Billionaire Warren Buffett has written a column this week that has generated a lot of attention. (read) Buffett calls for a 30 percent minimum tax on the wealthy, of taxable income between 1$ million and $10 million). News like that is catnip for many liberals, who possess resentment toward the wealthy. But the most important part of Buffett’s column is tucked away near the end, and it’s a proposal that many liberals — while they’re applauding the 30 percent minimum tax — will disagree with.
In the column, Buffett writes, “Our government’s goal should be to bring in revenues of 18.5 percent of G.D.P. and spend about 21 percent of G.D.P. — levels that have been attained over extended periods in the past and can clearly be reached again. As the math makes clear, this won’t stem our budget deficits; in fact, it will continue them. But assuming even conservative projections about inflation and economic growth, this ratio of revenue to spending will keep America’s debt stable in relation to the country’s economic output.” … Now that’s sound advice. Buffett is smart enough to realize that higher taxes on the rich will do little to stem the debt. There simply isn’t enough wealth to tax to make a substantial dent in debt, which will surpass $20 trillion when President Obama leaves office. (and that’s the White House’s own projections) As Buffett mentions in his colum, currently we’re bringing in revenues of of 15.5 percent of GDP and spending 22.4 percent of GDP. That spells unsustainable deficits and debt.
But that 21 percent to 18.5 percent ratio is not something that a huge swath of Obama supporters want to hear. Egged on by their most prominent advocate, New York Times columnist Paul Krugman, they want to increase spending far beyond the current 22.4 percent. An advocate, Matt Miller, who works for the liberal think tank the Center for American Progress, understands Buffett’s threat to these big-spending priorities. In a Washington Post column (read) he argues that spending as a percentage of GDP should rise to about 28 percent. Miller argues that the increase in the elderly and decaying infrastructure demand trillions of dollars in entitlement spending increases and new stimulus spending. He also proposes that workers receive huge wage subsidies far higher than the current earned-income tax credit.
What Miller seems to want is a welfare state, where a majority of the population pays no income tax and enjoys a short-term boom in infrastructure and long-term security financed by the wealthy. In order to even try to sustain this folly, there would later need to be substantial non-income taxes, such as 25 percent or higher consumption tax, and substantial reductions in Medicare and Social Security. If one wishes to see the end result, look at Greece, and multiply it. We will already have a total debt-to-GDP ratio that easily exceeds 100 percent by 2017. We can’t keep adding to that and there’s not enough of the rich to pay it off.

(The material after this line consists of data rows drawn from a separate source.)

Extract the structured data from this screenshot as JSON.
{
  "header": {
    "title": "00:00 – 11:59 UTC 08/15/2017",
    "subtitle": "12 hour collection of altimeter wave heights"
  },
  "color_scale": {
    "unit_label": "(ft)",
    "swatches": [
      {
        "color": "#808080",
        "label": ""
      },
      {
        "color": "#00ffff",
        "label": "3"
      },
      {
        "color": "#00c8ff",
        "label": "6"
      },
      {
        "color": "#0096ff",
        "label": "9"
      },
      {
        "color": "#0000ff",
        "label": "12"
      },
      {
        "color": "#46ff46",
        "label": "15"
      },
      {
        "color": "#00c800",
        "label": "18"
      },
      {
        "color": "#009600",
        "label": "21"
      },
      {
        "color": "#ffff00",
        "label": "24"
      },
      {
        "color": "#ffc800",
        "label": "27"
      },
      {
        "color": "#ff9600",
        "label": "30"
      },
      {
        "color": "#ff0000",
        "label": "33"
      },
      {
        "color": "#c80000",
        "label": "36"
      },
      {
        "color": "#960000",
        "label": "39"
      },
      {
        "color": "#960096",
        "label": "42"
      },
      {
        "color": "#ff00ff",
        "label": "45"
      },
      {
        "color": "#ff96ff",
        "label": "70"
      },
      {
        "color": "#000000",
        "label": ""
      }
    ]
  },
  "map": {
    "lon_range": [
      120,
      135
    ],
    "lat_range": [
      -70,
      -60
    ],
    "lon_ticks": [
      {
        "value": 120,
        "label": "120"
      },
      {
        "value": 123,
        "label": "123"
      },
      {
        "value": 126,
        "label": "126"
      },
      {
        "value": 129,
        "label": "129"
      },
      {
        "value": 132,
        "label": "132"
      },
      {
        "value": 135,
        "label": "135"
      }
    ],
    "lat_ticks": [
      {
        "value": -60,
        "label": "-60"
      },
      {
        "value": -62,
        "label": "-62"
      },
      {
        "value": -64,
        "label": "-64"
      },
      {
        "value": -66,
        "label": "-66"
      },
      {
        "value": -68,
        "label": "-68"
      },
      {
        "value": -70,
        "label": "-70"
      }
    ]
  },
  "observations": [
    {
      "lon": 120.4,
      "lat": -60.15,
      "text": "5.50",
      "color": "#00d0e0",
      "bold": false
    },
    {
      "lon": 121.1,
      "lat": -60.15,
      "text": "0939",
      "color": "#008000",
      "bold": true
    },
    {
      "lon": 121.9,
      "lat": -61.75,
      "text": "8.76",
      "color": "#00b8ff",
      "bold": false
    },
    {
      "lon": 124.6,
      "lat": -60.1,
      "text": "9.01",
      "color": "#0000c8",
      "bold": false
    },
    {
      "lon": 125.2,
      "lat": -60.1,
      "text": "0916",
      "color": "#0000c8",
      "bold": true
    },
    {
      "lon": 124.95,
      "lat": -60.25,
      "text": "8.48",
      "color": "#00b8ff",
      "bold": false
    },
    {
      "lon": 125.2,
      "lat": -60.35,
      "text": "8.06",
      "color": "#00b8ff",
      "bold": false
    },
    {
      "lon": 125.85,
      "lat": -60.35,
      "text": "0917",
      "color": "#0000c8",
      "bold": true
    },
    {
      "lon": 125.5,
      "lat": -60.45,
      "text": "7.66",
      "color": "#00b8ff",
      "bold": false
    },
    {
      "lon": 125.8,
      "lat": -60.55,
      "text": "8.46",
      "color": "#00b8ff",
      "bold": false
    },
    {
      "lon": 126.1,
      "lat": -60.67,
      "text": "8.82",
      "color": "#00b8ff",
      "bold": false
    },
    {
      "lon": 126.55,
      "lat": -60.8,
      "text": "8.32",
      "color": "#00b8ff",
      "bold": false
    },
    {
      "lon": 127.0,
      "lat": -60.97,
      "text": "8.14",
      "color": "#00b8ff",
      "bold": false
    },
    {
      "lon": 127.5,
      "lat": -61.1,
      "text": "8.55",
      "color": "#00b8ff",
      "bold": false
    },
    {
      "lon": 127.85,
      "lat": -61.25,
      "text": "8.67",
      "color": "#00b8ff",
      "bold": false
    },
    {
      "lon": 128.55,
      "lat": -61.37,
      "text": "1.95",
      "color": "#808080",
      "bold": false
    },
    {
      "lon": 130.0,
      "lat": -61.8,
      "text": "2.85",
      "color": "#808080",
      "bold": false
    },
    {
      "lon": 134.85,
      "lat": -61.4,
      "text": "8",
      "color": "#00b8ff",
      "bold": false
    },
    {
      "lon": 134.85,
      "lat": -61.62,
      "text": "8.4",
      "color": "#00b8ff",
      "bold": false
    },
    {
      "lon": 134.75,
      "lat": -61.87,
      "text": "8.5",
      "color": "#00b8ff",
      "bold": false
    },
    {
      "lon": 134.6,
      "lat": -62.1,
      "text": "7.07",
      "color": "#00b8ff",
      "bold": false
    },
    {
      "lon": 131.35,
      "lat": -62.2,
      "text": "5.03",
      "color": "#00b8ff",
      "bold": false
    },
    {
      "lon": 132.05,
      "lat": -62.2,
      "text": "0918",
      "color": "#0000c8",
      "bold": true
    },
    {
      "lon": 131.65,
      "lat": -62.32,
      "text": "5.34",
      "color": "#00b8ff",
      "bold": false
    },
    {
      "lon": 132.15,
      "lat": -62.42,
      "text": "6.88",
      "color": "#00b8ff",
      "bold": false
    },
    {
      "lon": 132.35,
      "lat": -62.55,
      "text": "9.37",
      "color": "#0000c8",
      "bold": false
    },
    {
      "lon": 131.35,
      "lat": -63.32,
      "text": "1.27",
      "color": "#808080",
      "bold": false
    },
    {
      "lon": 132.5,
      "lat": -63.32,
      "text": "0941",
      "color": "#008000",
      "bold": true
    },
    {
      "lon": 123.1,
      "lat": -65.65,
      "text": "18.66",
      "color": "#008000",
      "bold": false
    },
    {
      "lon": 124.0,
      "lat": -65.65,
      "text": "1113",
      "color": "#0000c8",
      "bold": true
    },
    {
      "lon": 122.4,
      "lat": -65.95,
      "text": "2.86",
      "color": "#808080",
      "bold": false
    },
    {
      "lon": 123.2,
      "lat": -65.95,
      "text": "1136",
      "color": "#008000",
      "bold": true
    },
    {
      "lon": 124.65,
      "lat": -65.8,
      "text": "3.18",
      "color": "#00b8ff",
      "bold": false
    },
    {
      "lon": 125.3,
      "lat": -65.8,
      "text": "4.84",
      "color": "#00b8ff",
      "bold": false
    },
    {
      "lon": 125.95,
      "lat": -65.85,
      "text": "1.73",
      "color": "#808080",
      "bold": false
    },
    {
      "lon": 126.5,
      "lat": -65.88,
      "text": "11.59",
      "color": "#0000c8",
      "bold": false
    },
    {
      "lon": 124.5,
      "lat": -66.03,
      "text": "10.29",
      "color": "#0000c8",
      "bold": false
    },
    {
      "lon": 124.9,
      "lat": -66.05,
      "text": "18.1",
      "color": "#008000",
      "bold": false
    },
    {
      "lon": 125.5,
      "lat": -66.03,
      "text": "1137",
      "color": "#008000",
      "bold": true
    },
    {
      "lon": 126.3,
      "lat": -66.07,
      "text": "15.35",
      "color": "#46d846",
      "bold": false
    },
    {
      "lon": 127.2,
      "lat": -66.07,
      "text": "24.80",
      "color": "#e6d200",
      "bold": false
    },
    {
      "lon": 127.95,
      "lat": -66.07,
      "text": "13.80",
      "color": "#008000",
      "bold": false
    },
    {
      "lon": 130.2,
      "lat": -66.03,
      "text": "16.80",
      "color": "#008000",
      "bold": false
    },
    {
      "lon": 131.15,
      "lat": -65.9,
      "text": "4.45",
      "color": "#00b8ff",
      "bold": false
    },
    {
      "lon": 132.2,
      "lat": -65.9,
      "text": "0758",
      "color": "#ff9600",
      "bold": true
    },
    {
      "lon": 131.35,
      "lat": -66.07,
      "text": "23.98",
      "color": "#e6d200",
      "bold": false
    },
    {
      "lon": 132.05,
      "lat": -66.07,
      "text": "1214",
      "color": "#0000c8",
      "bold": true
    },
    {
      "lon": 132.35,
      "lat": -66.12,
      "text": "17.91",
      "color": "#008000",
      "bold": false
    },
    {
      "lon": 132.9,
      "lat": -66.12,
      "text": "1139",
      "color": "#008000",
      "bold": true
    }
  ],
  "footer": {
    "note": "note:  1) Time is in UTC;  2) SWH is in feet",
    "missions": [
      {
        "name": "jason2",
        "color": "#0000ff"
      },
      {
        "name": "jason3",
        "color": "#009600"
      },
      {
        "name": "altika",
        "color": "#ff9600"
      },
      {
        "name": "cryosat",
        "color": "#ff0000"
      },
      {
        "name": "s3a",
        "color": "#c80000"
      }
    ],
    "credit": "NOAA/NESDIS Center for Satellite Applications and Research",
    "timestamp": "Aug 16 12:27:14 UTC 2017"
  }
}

Buffett’s column should be embraced by Republicans. A long-term 21 percent spending to 18.5 percent GDP ratio will, as he writes, “require major concessions by both Republicans and Democrats.” But, as he also notes, it will keep our rising debt under control and work to preserve the standard of living that our entitlement programs and economy are supposed to provide for Americans.
And, just as importantly, it will stop the hyper-Keynesians from running our economy into the ground.